Doubts have also been cast on the “revolution in thinking” that the World Bank and International Monetary Fund claimed had happened when they launched poverty reduction strategies two years ago. A glance at the World Bank website will show that a greater emphasis on poverty issues has barely challenged the old agenda of monetarist macroeconomic policies. There is one section on poverty and another on economics and “ne’er the twain shall meet.” Most poverty reduction strategy papers ignore the complex relations between poverty and policies on trade liberalisation, tax reform, privatisation of public utilities, and cost recovery.3 Despite earlier promises, the World Bank and the International Monetary Fund have yet to begin assessing the social impacts of their loan programmes.4

In particular the health effects of economic policy changes are barely touched on, although the effects can be disastrous.5,6 One study, for example, has shown how currency devaluation—one of the commonest components of structural adjustment programmes—and the changes in food prices it provokes can have severe effects on the nutrition of mothers and young children.7 In Tanzania, where spending on health and education fell by 40% in five years, user fees prevented the poor people in rural areas and pregnant women from accessing health care, even though they were supposedly exempt. Women, normally busy in the fields farming, must then treat sick family members at home. Meanwhile women are now being charged for cost effective preventive services such as cervical and breast cancer screening.8 Despite the threat of AIDS, attendance at sexually transmitted disease clinics in Kenya fell by up to 60% after user fees were introduced on the advice of the World Bank.9 Zambia saw public sector wages collapse to a quarter of their 1975 values by the beginning of the 1990s.10

The World Bank and International Monetary Fund promised that, although their policies might bring short term pain, in the long term they would certainly bring gain, but the evidence suggests that this hasn’t happened. A recent World Bank study shows that economic growth under International Monetary Fund programmes has been close to zero and that the poor are benefiting least from any economic growth that is occurring.11 Wall graffiti in Nicaragua seems to sum it up: “SAPs=hunger” and “PRSP=SAP.”

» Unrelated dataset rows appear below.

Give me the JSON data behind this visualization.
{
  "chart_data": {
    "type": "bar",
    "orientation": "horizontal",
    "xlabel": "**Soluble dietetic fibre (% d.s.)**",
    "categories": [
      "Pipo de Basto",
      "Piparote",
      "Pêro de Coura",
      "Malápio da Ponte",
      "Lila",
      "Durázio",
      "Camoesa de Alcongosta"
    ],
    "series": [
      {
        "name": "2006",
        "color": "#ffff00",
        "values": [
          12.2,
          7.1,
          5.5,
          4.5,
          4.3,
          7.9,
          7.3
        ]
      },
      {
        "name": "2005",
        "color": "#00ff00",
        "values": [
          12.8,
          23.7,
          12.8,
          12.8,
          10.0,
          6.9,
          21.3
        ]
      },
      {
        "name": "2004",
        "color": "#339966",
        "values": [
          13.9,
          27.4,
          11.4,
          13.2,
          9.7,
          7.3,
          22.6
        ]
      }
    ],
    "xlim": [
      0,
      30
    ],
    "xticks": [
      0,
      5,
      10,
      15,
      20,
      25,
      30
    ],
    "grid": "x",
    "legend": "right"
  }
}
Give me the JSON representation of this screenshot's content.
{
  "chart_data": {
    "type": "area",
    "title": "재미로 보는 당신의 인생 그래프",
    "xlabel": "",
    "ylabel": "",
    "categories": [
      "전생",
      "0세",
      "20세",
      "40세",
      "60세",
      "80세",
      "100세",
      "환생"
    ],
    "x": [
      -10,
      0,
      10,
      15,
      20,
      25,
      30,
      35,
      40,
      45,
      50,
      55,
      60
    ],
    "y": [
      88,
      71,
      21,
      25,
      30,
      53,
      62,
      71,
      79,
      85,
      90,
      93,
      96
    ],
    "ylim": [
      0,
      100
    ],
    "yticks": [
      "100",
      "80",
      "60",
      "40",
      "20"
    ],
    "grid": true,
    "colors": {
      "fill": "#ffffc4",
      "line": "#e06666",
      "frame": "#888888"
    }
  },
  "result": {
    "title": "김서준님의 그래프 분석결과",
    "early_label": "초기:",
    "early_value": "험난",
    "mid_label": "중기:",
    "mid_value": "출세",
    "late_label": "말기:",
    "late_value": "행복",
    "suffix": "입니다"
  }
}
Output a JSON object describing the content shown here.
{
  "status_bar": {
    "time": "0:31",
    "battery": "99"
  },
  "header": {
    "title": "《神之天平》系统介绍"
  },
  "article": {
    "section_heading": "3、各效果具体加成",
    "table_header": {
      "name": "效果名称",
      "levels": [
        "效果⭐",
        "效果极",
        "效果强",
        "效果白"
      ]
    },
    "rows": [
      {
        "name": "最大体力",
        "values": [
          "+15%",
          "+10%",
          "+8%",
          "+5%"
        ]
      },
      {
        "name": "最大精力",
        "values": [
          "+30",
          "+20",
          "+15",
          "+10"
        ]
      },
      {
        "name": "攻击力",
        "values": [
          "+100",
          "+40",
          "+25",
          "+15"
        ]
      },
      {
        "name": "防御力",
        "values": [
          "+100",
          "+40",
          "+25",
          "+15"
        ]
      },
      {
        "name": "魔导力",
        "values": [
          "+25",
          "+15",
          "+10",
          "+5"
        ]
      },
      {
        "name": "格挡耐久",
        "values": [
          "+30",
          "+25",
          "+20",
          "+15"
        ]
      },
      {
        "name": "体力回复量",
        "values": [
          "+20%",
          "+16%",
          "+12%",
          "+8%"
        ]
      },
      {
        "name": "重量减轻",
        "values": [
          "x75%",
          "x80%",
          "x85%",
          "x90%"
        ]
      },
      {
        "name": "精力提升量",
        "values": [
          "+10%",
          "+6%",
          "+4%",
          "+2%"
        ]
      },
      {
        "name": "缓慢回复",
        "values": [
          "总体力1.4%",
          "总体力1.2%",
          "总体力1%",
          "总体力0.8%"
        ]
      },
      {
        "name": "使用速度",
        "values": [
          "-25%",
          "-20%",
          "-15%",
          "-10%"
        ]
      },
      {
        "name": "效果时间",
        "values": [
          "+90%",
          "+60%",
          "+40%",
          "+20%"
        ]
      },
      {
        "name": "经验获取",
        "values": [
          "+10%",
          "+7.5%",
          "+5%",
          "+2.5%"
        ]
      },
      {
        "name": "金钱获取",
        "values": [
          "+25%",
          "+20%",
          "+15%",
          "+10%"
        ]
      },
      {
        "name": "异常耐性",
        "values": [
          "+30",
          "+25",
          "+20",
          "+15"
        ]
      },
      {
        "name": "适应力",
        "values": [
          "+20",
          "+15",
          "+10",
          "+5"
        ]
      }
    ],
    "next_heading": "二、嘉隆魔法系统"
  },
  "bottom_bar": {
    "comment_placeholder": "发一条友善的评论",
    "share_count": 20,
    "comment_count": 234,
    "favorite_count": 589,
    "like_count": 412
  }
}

At a seminar in the Netherlands this spring, hosted by Wemos, a non-governmental organisation promoting health in developing countries, speakers from Africa, Asia, the Middle East, and Central America concluded that for poverty reduction strategies to work health must be protected as a basic human right. They want the World Health Organization to return to its global leadership role in health, including ensuring that policies outside the health sector do not undermine health and equity.